8A.1 On the Increased Frequency of U.S. Extreme Daily Precipitation Events (Invited Presentation)

Wednesday, 15 January 2020: 10:30 AM
150 (Boston Convention and Exhibition Center)
Martin Hoerling, NOAA/ESRL/PSD, Boulder, CO; and L. Smith, J. K. Eischeid, and X. W. Quan

Heavy daily precipitation events have become more frequent during the last century over most US regions (Hayhoe et al., 2018). Here we address two features of the trend pattern. One is the considerable regional contrast in trend magnitudes - large increases in the frequency of heavy precipitation events have occurred over the Northern US while little or no changes have occurred over the American Southwest. Given the comparatively uniform pattern of precipitable water vapor changes over the US related to the thermodynamic effects of global warming, this spatial heterogeneity suggests dynamical effects of atmospheric circulation change. Some evidence for dynamical controls on recent trend patterns will presented based on the findings in Hoerling et al. (2016).

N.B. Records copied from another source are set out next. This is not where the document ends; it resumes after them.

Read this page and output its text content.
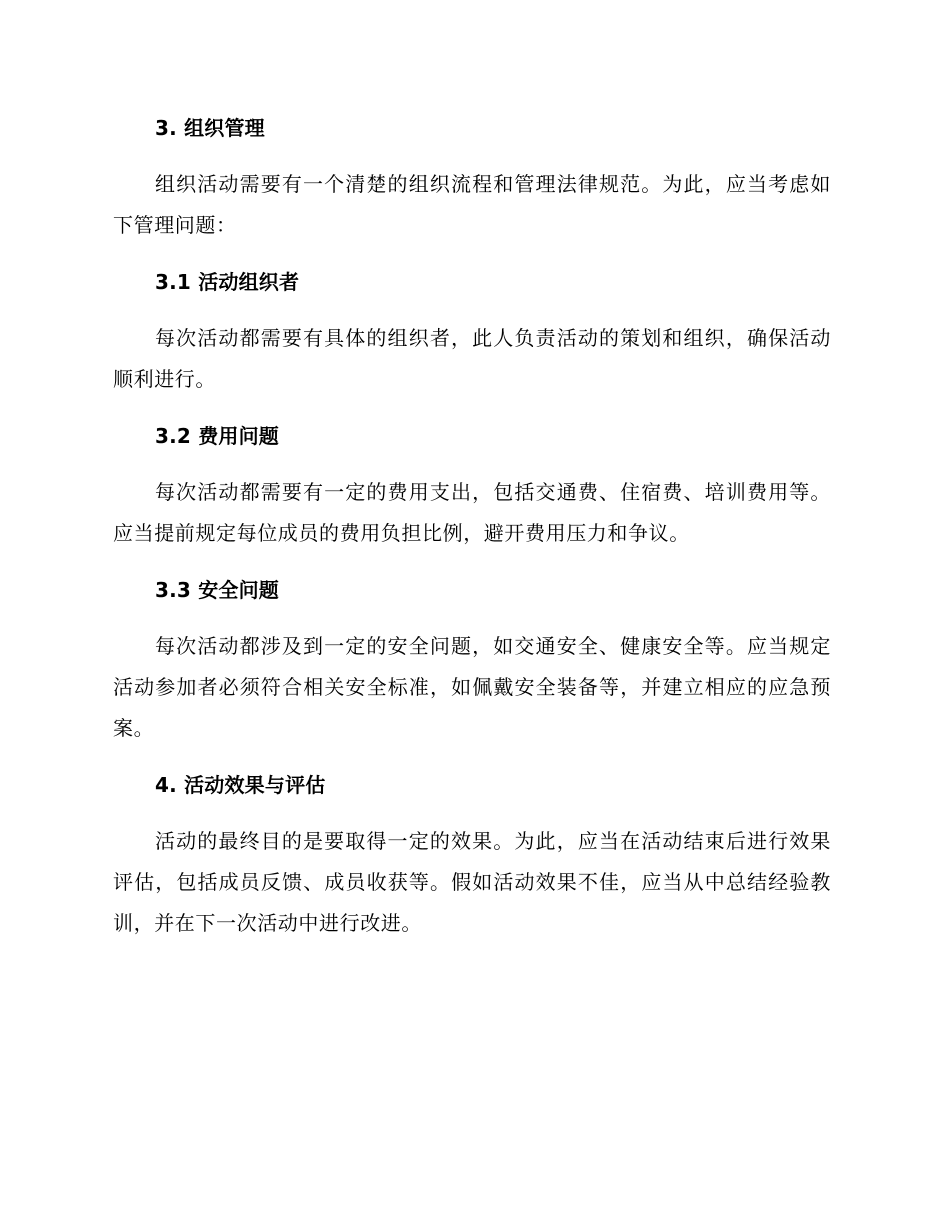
3. 组织管理

组织活动需要有一个清楚的组织流程和管理法律规范。为此，应当考虑如下管理问题：

3.1 活动组织者

每次活动都需要有具体的组织者，此人负责活动的策划和组织，确保活动顺利进行。

3.2 费用问题

每次活动都需要有一定的费用支出，包括交通费、住宿费、培训费用等。应当提前规定每位成员的费用负担比例，避开费用压力和争议。

3.3 安全问题

每次活动都涉及到一定的安全问题，如交通安全、健康安全等。应当规定活动参加者必须符合相关安全标准，如佩戴安全装备等，并建立相应的应急预案。

4. 活动效果与评估

活动的最终目的是要取得一定的效果。为此，应当在活动结束后进行效果评估，包括成员反馈、成员收获等。假如活动效果不佳，应当从中总结经验教训，并在下一次活动中进行改进。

A second feature concerns the magnitude of increasing trends in heavy daily precipitation over the Northern US since the beginning of the 20thcentury - these are comparable to projected future increases by the end of the 21stcentury under RCP8.5 emissions. Yet, global radiative forcing is currently estimated to be only about 2 W/m2, roughly one-fourth the projections by 2100 under RCP8.5. The question thus arises whether the observed large increases in heavy daily precipitation events during the last century are indicative of an observed climate system that is much more sensitive to radiative forcing than indicated by climate models, implying a future risk of extreme precipitation events far beyond CMIP projections. Alternatively, the large magnitude of observed increases may have resulted from processes unrelated to climate change forcing. New results derived from large ensemble historical simulations will be shown to illustrate the signal-to-noise ratio of 1901-2018 trends in US extreme daily precipitation. These permit a physically-based reconciliation of the observed trends in precipitation extremes with projections of their anticipated future changes.